O grande encontro dos desaparecidos
Moacyr Scliar
“Sem destino: 102,2 mil desapareceram em 6
meses.”
Cotidiano, 10 jul. 1999
Uma
vez ao ano os desaparecidos se reúnem. Sempre em data diferente e em local
diferente: às margens de um grande rio, no meio da floresta, no alto de uma
montanha. Ninguém falta. Por certos mecanismos de comunicação, do qual só os
desaparecidos têm conhecimento, a notícia chega a todos e a cada um deles.
No dia
aprazado lá estão. Usam máscaras, naturalmente. Alguns – precaução adicional –
colocam vendas sobre os olhos: não querem ver os rostos, mesmos disfarçados,
dos outros desaparecidos.
O encontro é,
sobretudo, de trabalho. Para isso, os desaparecidos são divididos em comissões
temáticas, que têm como objetivo responder a perguntas cruciais: é lícito
desaparecer quando há uma crise na família? O desemprego é uma boa razão para o
desaparecimento? Deve uma possível reaparição ser precedida de exigências ao
grupo, à comunidade, ao país?
As discussões
são intensas e acaloradas. Mas há também tempo para amenidades, para amável
convívio, em que os desaparecidos intercambiam experiências e relatam episódios
diversos, pitorescos ou não. Entre as figuras mais interessantes está a de um
ancião com cerca de 90 anos, desaparecido quando bebê. Criado por feras do
mato, ele preferiu, no entanto, desaparecer na civilização e assim percorreu o Brasil
de sul a norte e de leste a oeste, desaparecendo em cidades, em fazendas, em
feiras livres e até numa grande convenção do comércio lojista.

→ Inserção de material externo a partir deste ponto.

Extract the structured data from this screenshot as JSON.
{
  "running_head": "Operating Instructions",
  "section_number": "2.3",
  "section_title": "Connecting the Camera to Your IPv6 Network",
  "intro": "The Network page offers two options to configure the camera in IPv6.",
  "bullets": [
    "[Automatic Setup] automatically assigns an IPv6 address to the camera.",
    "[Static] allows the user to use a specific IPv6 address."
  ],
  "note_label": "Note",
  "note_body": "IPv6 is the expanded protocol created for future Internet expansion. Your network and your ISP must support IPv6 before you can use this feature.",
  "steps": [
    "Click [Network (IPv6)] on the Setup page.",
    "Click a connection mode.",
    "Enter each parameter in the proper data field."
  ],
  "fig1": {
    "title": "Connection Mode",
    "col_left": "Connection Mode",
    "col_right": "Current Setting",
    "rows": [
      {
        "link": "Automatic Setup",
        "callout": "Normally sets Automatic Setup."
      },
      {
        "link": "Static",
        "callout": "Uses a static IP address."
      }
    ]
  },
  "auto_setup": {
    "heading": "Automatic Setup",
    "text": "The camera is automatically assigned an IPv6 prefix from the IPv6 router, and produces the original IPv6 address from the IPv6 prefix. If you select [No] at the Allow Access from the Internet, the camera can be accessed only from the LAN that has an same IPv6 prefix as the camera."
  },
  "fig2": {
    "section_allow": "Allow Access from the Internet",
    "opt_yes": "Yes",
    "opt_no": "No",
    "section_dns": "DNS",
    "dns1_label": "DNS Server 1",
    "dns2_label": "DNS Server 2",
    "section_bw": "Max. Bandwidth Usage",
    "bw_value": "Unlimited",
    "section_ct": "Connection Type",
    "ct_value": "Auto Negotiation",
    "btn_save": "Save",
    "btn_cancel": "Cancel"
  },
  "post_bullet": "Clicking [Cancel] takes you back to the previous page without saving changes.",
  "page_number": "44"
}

Suas histórias,
engraçadas ou trágicas, são muito apreciadas.
À medida que
se aproxima o final do encontro, os desaparecidos vão ficando cada vez mais
inquietos; consultam o relógio ou miram o crepúsculo. Em breve terão de
desaparecer, e isso será um choque. Sentir-se-ão melhor depois que sumirem,
depois que se dissolverem no anonimato. Mas a ânsia os acompanhará para sempre,
mesmo nos momentos de maior liberdade. Dentro de cada desaparecido há um ser
incógnito que faz força para aparecer. E que, em algum momento, o conseguirá.